Preferential Treatment Rule

All private fund advisers, with exceptions, will be prohibited from:

  1. Granting an investor in a private fund or in a substantially similar pool of assets the ability to redeem interest on terms that the adviser expects would have a material, negative effect on other investors in that private fund or in a substantially similar pool.
  2. Providing information regarding portfolio holdings or exposures of a private fund or of a substantially similar pool of assets to any investor if the adviser would reasonably expect that providing the information would have a material, negative effect on other investors in that private fund or in a substantially similar pool.
  3. Providing any other preferential treatment to any investor in the private fund unless the adviser delivers certain written disclosures to prospective and current investors regarding all preferential treatment the adviser or its related persons provide to other investors in the same fund.

Exceptions to the redemption rights prohibition include a.) redemptions required by applicable law, rule, regulation, or order of certain governmental authorities, and b.) instances in which the adviser has offered the same redemption ability to all existing investors and will continue to offer that same redemption ability to all future investors.

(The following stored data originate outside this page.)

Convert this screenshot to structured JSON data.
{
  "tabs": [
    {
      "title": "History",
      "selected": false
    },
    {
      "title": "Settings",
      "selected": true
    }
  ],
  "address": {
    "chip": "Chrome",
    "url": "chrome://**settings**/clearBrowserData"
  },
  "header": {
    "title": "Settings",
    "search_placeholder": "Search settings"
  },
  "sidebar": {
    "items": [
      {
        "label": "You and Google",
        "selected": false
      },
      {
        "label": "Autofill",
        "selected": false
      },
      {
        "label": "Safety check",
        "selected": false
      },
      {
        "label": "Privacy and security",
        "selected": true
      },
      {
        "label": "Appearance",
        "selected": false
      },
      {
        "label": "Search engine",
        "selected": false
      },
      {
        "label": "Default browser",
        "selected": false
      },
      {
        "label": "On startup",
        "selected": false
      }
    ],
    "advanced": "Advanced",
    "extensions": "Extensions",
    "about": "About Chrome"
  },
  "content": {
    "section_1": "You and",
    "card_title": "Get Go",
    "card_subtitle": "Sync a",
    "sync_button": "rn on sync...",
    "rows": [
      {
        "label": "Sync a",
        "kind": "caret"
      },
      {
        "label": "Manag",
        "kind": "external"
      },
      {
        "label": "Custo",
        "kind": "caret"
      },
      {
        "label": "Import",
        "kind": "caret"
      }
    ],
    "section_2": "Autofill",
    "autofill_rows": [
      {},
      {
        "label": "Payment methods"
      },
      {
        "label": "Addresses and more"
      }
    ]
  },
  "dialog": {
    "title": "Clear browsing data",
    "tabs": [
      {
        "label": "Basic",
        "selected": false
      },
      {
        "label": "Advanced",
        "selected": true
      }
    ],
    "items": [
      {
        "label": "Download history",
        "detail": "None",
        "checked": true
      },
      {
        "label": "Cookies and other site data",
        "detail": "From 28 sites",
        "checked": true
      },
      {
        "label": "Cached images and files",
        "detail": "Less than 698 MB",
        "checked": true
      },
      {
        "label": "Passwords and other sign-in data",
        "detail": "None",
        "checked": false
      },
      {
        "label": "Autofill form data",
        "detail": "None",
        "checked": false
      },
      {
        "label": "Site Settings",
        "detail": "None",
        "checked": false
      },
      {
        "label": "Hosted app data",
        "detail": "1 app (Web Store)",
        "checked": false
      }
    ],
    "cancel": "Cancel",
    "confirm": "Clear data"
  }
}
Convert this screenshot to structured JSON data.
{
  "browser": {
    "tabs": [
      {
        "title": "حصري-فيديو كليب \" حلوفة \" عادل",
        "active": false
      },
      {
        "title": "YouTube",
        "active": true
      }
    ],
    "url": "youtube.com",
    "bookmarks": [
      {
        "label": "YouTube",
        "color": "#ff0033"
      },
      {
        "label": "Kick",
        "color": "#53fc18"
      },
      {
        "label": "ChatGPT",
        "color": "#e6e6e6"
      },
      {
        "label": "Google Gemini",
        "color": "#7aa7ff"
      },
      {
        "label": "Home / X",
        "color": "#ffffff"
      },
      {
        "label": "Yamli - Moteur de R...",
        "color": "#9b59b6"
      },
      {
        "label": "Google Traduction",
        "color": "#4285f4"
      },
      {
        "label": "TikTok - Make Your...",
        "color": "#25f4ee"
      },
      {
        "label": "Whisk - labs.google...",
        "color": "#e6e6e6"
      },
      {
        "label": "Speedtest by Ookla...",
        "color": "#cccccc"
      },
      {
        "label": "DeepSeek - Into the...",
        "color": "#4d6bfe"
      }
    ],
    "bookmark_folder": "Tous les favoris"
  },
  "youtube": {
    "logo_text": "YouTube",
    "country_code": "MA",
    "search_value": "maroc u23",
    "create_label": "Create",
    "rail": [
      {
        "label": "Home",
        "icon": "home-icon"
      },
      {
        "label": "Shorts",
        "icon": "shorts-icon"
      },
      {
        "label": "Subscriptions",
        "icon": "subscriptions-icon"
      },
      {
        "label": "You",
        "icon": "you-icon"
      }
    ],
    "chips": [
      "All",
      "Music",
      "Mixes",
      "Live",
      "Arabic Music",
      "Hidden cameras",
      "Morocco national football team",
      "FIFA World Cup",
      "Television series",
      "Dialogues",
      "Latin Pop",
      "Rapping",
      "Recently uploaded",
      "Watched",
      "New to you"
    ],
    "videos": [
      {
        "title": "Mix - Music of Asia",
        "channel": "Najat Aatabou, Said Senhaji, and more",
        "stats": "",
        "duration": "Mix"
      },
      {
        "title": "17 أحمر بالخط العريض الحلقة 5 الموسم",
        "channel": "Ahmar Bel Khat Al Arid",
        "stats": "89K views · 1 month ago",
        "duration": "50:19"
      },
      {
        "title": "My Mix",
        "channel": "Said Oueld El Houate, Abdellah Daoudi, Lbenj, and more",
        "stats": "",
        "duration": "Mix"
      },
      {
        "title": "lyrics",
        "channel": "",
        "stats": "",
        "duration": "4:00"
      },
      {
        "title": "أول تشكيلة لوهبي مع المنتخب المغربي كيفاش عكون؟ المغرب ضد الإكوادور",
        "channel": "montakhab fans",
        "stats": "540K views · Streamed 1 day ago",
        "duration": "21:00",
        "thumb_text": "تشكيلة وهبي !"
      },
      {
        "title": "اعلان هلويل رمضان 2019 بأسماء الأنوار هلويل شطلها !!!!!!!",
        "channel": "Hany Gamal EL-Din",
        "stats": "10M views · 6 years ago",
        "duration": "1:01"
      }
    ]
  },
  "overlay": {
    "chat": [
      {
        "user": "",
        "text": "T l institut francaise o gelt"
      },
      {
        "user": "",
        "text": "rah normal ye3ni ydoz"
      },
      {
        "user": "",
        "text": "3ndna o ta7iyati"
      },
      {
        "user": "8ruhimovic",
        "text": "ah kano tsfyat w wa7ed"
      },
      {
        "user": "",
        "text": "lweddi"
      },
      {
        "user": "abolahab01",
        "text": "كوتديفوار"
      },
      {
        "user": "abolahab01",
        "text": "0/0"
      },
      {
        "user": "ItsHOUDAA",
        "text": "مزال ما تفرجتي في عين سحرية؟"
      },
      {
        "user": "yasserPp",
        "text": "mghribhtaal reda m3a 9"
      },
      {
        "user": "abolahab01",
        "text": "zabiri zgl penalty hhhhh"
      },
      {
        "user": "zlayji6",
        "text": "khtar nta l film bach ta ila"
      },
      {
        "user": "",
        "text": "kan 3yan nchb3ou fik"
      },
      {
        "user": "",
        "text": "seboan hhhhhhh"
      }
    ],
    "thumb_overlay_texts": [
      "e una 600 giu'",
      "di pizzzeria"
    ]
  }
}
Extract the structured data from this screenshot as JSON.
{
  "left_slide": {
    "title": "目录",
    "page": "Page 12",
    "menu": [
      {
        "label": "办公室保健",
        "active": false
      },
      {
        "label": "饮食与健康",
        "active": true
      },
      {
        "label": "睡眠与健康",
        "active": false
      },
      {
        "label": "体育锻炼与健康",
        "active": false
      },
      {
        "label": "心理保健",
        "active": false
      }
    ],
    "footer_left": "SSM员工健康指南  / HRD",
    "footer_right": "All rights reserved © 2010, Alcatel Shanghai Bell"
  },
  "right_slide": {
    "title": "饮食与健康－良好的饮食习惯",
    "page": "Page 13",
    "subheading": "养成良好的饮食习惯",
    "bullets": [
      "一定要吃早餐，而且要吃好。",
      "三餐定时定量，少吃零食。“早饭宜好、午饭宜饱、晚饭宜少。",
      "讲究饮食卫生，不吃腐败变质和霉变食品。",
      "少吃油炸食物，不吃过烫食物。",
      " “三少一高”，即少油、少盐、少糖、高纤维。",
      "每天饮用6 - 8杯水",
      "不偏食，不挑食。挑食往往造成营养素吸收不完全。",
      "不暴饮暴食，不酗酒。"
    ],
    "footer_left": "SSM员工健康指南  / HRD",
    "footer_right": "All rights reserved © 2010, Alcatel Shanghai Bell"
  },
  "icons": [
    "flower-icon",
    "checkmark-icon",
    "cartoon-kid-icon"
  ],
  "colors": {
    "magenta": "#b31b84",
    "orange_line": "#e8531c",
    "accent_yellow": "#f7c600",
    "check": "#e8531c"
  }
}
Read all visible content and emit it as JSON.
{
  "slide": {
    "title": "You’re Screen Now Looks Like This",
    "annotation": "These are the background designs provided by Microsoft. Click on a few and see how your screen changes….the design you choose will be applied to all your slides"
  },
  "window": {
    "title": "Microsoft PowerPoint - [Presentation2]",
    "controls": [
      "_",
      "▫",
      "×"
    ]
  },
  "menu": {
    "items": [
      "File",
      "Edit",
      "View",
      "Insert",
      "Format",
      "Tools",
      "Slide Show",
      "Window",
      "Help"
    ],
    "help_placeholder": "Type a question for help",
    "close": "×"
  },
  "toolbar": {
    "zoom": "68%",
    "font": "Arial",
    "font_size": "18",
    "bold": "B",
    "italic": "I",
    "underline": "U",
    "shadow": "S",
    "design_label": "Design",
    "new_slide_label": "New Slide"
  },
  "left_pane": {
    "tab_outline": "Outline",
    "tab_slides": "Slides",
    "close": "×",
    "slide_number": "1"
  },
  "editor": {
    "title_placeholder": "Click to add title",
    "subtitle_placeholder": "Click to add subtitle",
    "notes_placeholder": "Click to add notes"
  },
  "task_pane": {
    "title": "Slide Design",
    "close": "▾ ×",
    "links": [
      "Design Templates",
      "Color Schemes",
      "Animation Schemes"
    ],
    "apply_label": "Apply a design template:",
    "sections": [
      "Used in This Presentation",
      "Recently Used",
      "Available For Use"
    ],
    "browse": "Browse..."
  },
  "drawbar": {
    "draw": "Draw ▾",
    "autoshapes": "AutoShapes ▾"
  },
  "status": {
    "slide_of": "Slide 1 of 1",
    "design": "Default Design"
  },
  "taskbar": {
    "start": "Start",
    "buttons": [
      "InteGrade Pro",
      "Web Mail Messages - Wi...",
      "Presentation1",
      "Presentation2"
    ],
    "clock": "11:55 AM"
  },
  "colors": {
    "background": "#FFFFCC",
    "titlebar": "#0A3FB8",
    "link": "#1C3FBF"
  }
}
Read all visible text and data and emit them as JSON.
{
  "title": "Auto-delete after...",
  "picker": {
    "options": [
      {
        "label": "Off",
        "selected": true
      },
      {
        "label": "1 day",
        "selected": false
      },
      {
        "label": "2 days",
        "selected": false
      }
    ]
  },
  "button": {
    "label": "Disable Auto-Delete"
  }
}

Exceptions to the preferential information rights includes instances in which the adviser offers such information to all other existing investors in the private fund at the same time or substantially the same time.

Advisers must also provide private fund investors written notice of all preferential treatment that the adviser has provided to other investors in the same private fund.

Rules Applicable to All Registered Advisers

Compliance Rule Amendments

The final rule also creates new amendments to the compliance rule under the Advisers Act requiring all registered advisers (including those who do not advise private funds) to document in writing the required annual review of their compliance policies and procedures.

Compliance Date Schedule

  • Quarterly Statement Rule and Private Fund Audit Rule: 18 months after the date of publication in the Federal Register.
  • Adviser-Led Secondaries Rule, Preferential Treatment Rule and Restricted Activities Rule:12 months after the date of publication in the Federal Register for advisers with $1.5 billion or more in private funds assets under management, and 18 months after the date of publication in the Federal Register for advisers with less than $1.5 billion in private funds AUM.
  • Advisers Act Compliance Amendments: 60 days after publication in the Federal Register.